In today’s New York Times, their editorial staff is urging the President to raise taxes. No surprise, there, even if they are slightly Constitutionally challenged — it is the House of Representatives that gives birth to taxes, not the President.
They start off their assertion with a real bang:
A week later and we are still amazed at how the Republicans in Congress pulled it off. They held the economy hostage, won some cheap political points, and all of us will spend the next decade paying the ransom as government programs — $900 billion over 10 years in the first round — are slashed and the recovery is put at risk.
I observe the new tone of civility just leaping off the page with that start — hostage taking, slashing and ‘recovery at risk.’ The reality, of course, is the opposite — we will be spending the next several decades paying off the ransom of foolish and out of control spending that has been going on, nearly unabated, since the 70s.
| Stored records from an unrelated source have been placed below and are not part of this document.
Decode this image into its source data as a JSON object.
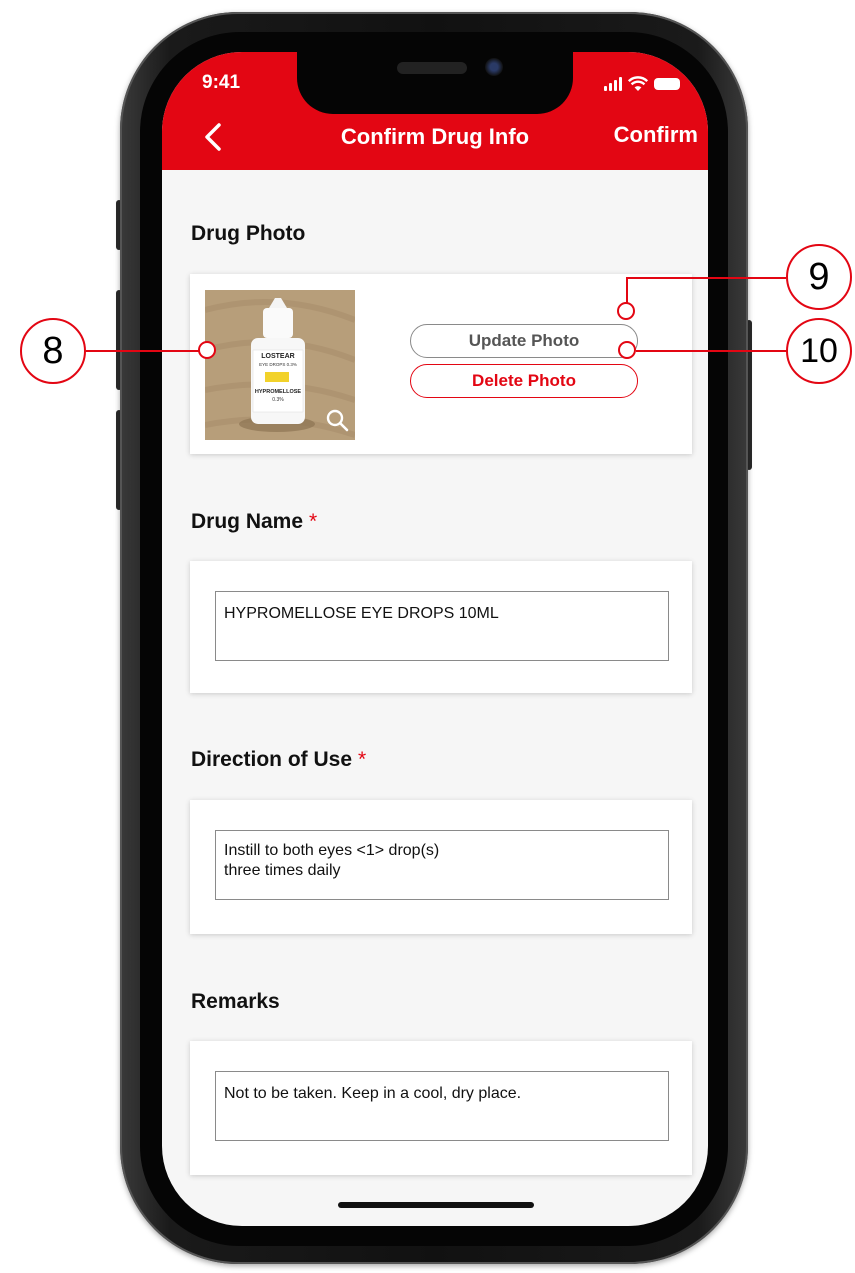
{
  "status_bar": {
    "time": "9:41"
  },
  "nav": {
    "title": "Confirm Drug Info",
    "confirm_label": "Confirm",
    "back_icon": "chevron-left-icon"
  },
  "drug_photo": {
    "title": "Drug Photo",
    "bottle_label_lines": [
      "LOSTEAR",
      "EYE DROPS 0.3%",
      "HYPROMELLOSE",
      "0.3%"
    ],
    "update_label": "Update Photo",
    "delete_label": "Delete Photo"
  },
  "drug_name": {
    "title": "Drug Name",
    "required_mark": "*",
    "value": "HYPROMELLOSE EYE DROPS 10ML"
  },
  "direction": {
    "title": "Direction of Use",
    "required_mark": "*",
    "value": "Instill to both eyes <1> drop(s)\nthree times daily"
  },
  "remarks": {
    "title": "Remarks",
    "value": "Not to be taken. Keep in a cool, dry place."
  },
  "callouts": {
    "photo": "8",
    "update": "9",
    "delete": "10"
  },
  "colors": {
    "brand": "#e30613",
    "background": "#f6f6f6"
  }
}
The good folks at the Times are hoping that the President will ‘finally fight’ to increase taxes, lamenting that
Each year, the government provides $1 trillion in tax breaks. Some of the largest breaks — for itemized deductions and retirement savings — should be retained because they subsidize important goals, like home ownership and old-age security. Right now, wealthier taxpayers get the greatest benefit.
Here again, the editorial board shows their understanding to be lacking — but their agenda is clear. The government is not providing $1T in tax breaks, as if they are mailing checks to somebody. What the government is doing is allowing people to keep the money they already have. Why is this such a hard concept to grasp? But the second part of the quote is the ‘money quote’ because the NYT is in favor of government subsidies of things it considers ‘important goals’ and it sees the tax code as something to be adjusted to meet social engineering, rather than revenue collection.
The NYT is correct in its assertion that the gap between spending and income must be closed — but they run off the rails by asserting that tax rates must be raised (clearly on ‘the rich’) to close the gap. They also view the spending cuts as an anathema to society.
However, the Heritage Foundation has clearly shown that the issue is that we’re spending about 40% more than the historic norm for taxes collected, and that this mismatch between revenue and spending has been a feature of our federal budget for quite some time — with one brief respite when the Republican led Congress led to a brief surplus before the “dot-com” bubble burst the economy followed by 9/11.
Not to be deterred, the NYT thinks that allowing the Bush/Obama tax breaks to elapse (raising the tax rates on all incomes), adding a value added tax and a carbon tax to the mix will be what’s needed to solve the debt crisis.
Congress should consider raising revenues in other ways, like a value-added tax, or carbon taxes. That way all of the needed revenue for deficit reduction, and for what government provides, does not need to be squeezed from the income tax. A value-added tax is conducive to saving, and a carbon tax helps protect the environment.
Amazingly, they seem to actually believe this! Adding cost on top of cost to goods produced, the VAT and the Carbon Tax would make our goods completely non-competitive in the global economy and would significantly decrease demand for goods. And once again, their agenda is clear — we must not stand in the way of the government providing for its citizens. There is no discussion about what the proper role of government is, or what limits should be placed on ‘what government provides’ — the only topic worthy of discussion is how to increase revenue so that spending over one quarter of the nation’s GDP can continue.
The NYT, trying to go for the “debated is over, the topic is settled” stance, asserts:
The public is open to new taxes, and the economic facts are clear. Until tax increases are considered in equal measure to spending cuts, there will be no budget fix.
However, that may really not be the case. While polls by CBS and Gallup showed support for a mixture of tax increases and spending cuts, a poll by Washington Wispers found support for increasing taxes was pretty low…the most anyone seemed to be willing to additionally add to their own tax bill was 1%. While some ‘may be open to new taxes,’ the issue invariably becomes how to tax somebody else. We are so entrenched in using the tax code to punish success and get someone else to bear the burdens, we all are ‘open’ to making somebody else pay. But the truth is, the rich contribute an enormous amount of the total revenue already, and nearly half the country contributes nothing.
It’s clear that the liberals aren’t through with this fight…they want to continue the class warfare rhetoric and the bombastic language. They will insist on compromise, but as Senator Marco Rubio so aptly put it from the floor of the Senate (h/t YouTube):
I would love nothing more than compromise. But I would say to you that compromise that’s not a solution is a waste of time. If my house was on fire, I can’t compromise about which part of the house I’m going to save. You save the whole house or it will all burn down. We either save this country or we do not. And to save it, we must seek solutions.
We need to save the whole country, Red States and Blue States, rich or poor. We are either going to solve this as a nation, or we will fail. The policies of tax and spend and Keynesian management of the economy have failed. It’s time to return to common sense, Constitutional principles and clear, consistent and enduring laws. Changing the tax code every year, creating and solving each ‘crisis’ with more and more governmental control and destroying individual initiative are eroding the greatness of our nation. It’s time to restore the things that made us great, while there is still time.